There would be no possible connection between these worlds. Each one would have it’s own mathematical constants, its own laws perhaps, or maybe there were different constants within the same universe.
No universal law, no Theory of Everything. But how can we imagine this multiverse? How to describe it? Michio Kaku, a theoretical physicist, announced that « Our Universe could be just one bubble floating in an ocean of other bubbles ».
Computer simulation. Each ray is another expanding universe |
In the film physicists watch the Standard Model begin to disintegrate like particles colliding in the cosmos. One researcher speaks of 40 years of work - disproved. For others it was a revelation, an understanding that there would (hopefully) be more revelations ahead, and it was time to move on. And I will also - to India.
It was a revelation to enter the exhibit of Indian art, and the world of Brahma and Krishna, Shiva and the devas, yogi and Sufi. In the Bhagavad-Gita, the Song of God, Krishna responds to Arjuna’s desire to see Entirety: "My dear Arjuna, O son of Prtha, behold now My opulences, hundreds of thousands of varied divine forms, multicolored like the sea." Bhagavad Gita, Chapter 11, Verse 5.

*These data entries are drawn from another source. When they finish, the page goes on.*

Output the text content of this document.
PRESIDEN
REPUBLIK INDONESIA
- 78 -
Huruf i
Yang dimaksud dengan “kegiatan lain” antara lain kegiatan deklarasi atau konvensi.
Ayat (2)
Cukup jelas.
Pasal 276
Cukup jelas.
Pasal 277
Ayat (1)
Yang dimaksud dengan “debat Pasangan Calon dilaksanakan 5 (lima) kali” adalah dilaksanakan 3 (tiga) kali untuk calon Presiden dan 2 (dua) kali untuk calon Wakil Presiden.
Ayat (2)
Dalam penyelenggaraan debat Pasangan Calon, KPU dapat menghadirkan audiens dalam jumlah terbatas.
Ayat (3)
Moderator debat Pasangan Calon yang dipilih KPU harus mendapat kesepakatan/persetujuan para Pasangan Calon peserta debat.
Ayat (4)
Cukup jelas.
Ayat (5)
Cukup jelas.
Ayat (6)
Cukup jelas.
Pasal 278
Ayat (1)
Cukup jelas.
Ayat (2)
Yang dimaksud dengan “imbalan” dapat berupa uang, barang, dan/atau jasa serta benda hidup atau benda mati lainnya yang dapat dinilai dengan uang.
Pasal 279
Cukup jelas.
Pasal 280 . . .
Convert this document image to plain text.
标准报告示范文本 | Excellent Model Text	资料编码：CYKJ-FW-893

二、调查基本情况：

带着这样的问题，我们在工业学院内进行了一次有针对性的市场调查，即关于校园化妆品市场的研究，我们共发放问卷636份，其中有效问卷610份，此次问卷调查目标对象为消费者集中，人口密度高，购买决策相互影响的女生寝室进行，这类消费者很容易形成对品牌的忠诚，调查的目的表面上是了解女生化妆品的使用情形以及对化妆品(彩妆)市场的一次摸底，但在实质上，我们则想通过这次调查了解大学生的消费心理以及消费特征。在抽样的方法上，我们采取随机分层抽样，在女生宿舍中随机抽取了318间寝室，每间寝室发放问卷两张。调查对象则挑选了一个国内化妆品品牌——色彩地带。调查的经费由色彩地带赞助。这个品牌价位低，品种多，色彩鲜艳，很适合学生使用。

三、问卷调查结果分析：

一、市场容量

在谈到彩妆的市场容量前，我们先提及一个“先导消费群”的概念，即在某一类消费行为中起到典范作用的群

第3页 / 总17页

Vishnuvishvarupa, "Yoga: The Art of Transformation |
There are several creation stories in Hinduism, but creation is always vast and the time scale is endless. The world is cyclic - creation and destruction, creation, preservation, destruction. It has happened a million million times, and time has no end.
And there are multiple universes. Seven dimension below and seven above - a multiverse of intention, operated by platoons of gods in a state of transcendence. The practice of yoga would allow humans that transcendence, that ultimate bliss - the answer to the problem of suffering, which is the ancient and ongoing ordeal of India.
The subtle philosophies of India have been elaborated by a forest of sages, rising above the undergrowth of ignorance and mystery. One who stands particularly tall is Abhinavagupta, who lived in the 10th century. In his Paramarthasara, he describes the workings of the universe, which correspond to the fields and forces within us. This leads him to a conclusion - that there are « numerous universes floating…..like bubbles in an ocean ». There it is - the same words the theoretical physicist used. A convergence.
But what is my point? Ha ha, you physicists, India had the answer a millennium ago and they didn’t need a ten billion dollar Large Hadron Collidor to do it? The ancients possessed greater wisdom then we do?
No. Not my point. I do believe that traditional cultures have much we must learn from in order to survive the calamities that are predicted for the future.
I do feel that industrial civilization may well be the downfall of the planet, and I do believe that applied science has created products and processes that are harmful to us.
But I am awed and made (irrationally?) hopeful by the idea that ancient understanding and modern theory can converge. I think that a coming together of the ancient and the scientific might be our only hope, if only that convergence was someone or some government’s priority.
What if climate and biological science and traditional knowledge of the earth and its life forms came together in a project as huge and well-funded as the SuperCollider. The vision is not impossible:
I think of our friend Nathaniel’s 18 months in Africa learning local cultivation practices, and the knowledge he is gaining from advanced study in health, social and biological science. He hopes to return to Africa in order to apply this new knowledge to what communities already know, in order to create sustainable solutions for their future. A true convergence. Multiversity.